By Lawrence Hurley
WASHINGTON (Reuters) - U.S. Senate Democrats on Wednesday outlined how they will question Supreme Court nominee Neil Gorsuch at his confirmation hearing next week over what they say is a pro-corporate bias in his rulings as an appeals court judge.
Democratic leader Chuck Schumer told reporters that the burden is on Gorsuch, a conservative appeals court judge from Colorado, to prove at the hearing starting on Monday that he is an independent judge and not a pro-business activist.
"Judge Gorsuch may act like a neutral, calm judge, but his record and his career clearly show he harbors a right-wing, pro-corporate, special-interest legal agenda," Schumer said.

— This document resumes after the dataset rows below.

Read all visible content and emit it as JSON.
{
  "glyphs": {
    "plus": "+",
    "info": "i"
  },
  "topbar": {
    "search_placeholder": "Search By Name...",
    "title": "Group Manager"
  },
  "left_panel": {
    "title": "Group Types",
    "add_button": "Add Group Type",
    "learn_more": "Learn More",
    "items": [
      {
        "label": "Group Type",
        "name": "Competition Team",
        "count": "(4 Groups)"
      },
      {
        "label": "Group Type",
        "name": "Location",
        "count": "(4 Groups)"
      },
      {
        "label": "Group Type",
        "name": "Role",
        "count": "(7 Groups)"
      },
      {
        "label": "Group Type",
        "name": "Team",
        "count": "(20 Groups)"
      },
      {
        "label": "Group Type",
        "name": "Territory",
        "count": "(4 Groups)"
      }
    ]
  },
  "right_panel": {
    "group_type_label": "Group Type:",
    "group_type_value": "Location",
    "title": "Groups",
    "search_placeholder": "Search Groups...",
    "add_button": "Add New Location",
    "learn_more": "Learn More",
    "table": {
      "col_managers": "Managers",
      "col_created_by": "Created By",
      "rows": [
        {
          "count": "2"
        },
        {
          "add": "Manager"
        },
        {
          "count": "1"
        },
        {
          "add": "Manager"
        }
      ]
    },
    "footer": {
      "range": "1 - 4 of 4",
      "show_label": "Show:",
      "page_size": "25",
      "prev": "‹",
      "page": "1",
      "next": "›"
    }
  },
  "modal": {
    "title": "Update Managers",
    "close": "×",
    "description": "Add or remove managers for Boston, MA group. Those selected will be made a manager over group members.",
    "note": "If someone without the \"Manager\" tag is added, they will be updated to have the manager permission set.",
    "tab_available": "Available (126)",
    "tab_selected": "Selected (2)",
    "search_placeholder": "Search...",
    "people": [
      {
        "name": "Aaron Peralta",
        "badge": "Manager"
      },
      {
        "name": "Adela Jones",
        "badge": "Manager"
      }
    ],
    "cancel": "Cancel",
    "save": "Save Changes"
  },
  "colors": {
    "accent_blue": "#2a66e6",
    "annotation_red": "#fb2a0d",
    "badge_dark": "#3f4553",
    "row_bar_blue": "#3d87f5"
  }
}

Schumer appeared on Capitol Hill with several individual plaintiffs that Gorsuch ruled against in his position as a judge on the Denver-based 10th U.S. Circuit Court of Appeals.
"He expresses a lot of empathy and sympathy for the less powerful," Schumer said, "but when it comes to time to rule, when the chips are down, far too often he sides with the powerful few over everyday Americans just trying to get a fair shake."
Conservative legal activists who support the nomination say that Democrats are cherry-picking a small number of rulings that distort Gorsuch's 11-year record as a judge.
President Donald Trump nominated Gorsuch on Jan. 31 to fill a yearlong vacancy on the nine-justice Supreme Court.
The Republican-controlled U.S. Senate has to approve the appointment for it to take effect. Last year they refused to consider Democratic former president Barack Obama's nominee to fill the vacancy caused by the February 2016 death of conservative justice Antonin Scalia.
Trump's fellow Republicans control the Senate 52-48, but Schumer repeated his view that Gorsuch would need to win 60 votes, rather than a simple majority, to move toward confirmation. Democrats can seek to use a procedural maneuver to block a confirmation vote if Gorsuch's supporters cannot muster 60 votes, although Republicans could change the Senate rules.
"If a nominee can’t get 60 votes, you don’t change the rules," Schumer said. "You change the nominee."
Among the plaintiffs who spoke out was truck driver Alphonse Maddin, who was fired after he disobeyed a supervisor and abandoned his trailer at the side of a road after the brakes froze. Gorsuch wrote a dissenting opinion as a three-judge panel ruled last year that Maddin was wrongly terminated and had to be reinstated with back pay.
"This was a seven-year battle," Maddin said. "Seven different judges heard my case. One of those judges found against me. That judge was Neil Gorsuch."